Он будет здесь жить выше жизни! Действительно, он увидел через высокие окна необъятный пейзаж, город, расположенный там, внизу, в глубине, в пропасти. Он не решался взглянуть. Он боялся, что у него закружится голова. Необходимо было приучить свои глаза смотреть на мир из преддверия бесконечности, где, ему казалось, он очутился.

Гораздо ближе от себя он заметил клавиатуру колоколов, с пожелтевшею слонового костью, педалями, искусственными железными нитями, поднимающимися от клавишей к колоколам, – весь сложный механизм. Он отыскал напротив небольшие часы, производившие странное впечатление своим маленьким размером в огромной башне, обнаруживавшие шум своей скромной регулярной жизни, это биение пульса предметов, заставляющее завидовать себе человеческое сердце… Смешно было подумать, что маленькие часики шли одинаково с огромными часами на башне. Они жили здесь, вблизи, как мышь в клетке льва.

Стрелки маленького циферблата приближались к одиннадцати. Борлют сейчас же услышал гул, точно смятение потревоженного гнезда, шум в саду, по которому гуляет ветер перед началом грозы.
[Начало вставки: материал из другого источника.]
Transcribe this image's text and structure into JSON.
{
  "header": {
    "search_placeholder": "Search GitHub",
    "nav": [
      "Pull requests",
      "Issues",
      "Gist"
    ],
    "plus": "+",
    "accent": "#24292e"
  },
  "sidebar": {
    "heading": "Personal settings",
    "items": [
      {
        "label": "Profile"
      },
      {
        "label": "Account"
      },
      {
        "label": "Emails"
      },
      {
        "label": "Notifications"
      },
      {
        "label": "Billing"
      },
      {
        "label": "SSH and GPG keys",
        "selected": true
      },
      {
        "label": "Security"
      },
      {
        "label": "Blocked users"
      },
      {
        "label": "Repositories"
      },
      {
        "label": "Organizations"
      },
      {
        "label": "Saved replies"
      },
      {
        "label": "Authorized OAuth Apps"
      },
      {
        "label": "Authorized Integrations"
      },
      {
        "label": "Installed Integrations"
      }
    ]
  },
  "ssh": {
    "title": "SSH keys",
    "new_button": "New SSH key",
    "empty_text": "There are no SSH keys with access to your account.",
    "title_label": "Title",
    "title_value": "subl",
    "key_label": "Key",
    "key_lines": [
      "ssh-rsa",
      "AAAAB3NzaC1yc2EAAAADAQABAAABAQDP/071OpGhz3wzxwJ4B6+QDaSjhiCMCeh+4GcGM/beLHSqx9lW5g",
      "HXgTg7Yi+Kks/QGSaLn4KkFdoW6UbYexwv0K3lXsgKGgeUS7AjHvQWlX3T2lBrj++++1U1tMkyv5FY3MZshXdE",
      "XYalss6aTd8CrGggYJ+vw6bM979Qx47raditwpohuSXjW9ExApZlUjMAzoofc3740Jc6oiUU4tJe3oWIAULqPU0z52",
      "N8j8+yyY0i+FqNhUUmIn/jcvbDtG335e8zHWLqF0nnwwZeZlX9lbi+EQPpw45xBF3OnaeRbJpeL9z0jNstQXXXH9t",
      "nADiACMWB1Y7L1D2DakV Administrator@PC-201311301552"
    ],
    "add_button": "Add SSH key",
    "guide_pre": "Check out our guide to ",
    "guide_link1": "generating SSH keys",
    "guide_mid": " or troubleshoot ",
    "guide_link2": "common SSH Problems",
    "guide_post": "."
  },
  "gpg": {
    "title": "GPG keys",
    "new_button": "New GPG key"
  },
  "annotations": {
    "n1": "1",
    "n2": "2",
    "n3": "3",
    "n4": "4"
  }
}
Это было продолжительное трепетание, прелюдия игры колоколов, звонящих механически перед каждым часом, приводимых в движение медным цилиндром, с просверленными в нем четырехугольными отверстиями, делавшими его ажурным, как кружево. Борлют, заинтересованный механизмом, поспешил в комнату, где сосредоточены в этом цилиндре все соединительные нити колоколов. Борлют смотрел, изучал. Ему казалось, что он видит анатомию башни. Все мускулы, чувствительные нервы были открыты. Обширное тело башни продолжалось вниз и вверх. Но здесь группировались главные органы, ее трепещущее сердце, являющееся также сердцем Фландрии, биение которого Борлют в этот момент считал среди вековых сооружений.

Музыка усилилась, ее звуки сливались в общий гул от чрезмерной близости. Она была все же радостной как заря. Звук пробежал по всем октавам, как луч света по лугам. Один маленький колокол заливался как жаворонок; другие отвечали, точно пробуждение всех птиц, трепет, всех листьев. Один басовой колокол походил на сильное рычание быков… Борлют слушал, смешиваясь с. этим обновлением деревенской природы, уже привыкнув к этой пастушеской музыке, как будто это была музыка его животных на его поле. Радость жизни! Вечность природы! Но едва только кончилась идиллия, как прозвонил, уничтожая все торжество колоколов, огромный серьезный колокол, возвещавший о смерти часа: одиннадцать громких, медленных ударов, на расстоянии один от другого, точно для того, чтобы показать, что люди чувствуют себя одинокими, когда умирают…

Одиннадцать часов! Наступило время, когда Борлют должен был начать свою деятельность. Он вернулся в комнату, где находилась клавиатура, и остался там. Но, как новичок и случайно взявший на себя эту обязанность, он не имел времени приготовить другие напевы. Он решился сыграть еще раз старинные рождественские песни, которые он играл на состязании. Он исполнил их с оттенками, волнуясь И ощущая как бы отрадную дрожь на конце пальцев, весь) отдаваясь игре, так как вокруг него не было слышно шума, как в вечер состязания… Полная тишина! Он слушал, как его небольшие рождественские напевы разносились по воздуху, спускались, достигали колоколен, крыш, входили в дома. Встречали ли их там? Какая разница с тем днем, когда целая толпа схватывала их всей душой! Ему казалось невероятным, чтобы это могло случиться! Этого никогда более не будет. Заставит ли он кого-нибудь, по крайней мере, в этот момент поднять глаза к небу? Посылал ли он утешение какой-нибудь страдающей душе или меланхолию – слишком счастливому сердцу, тайну которого выдает его счастье!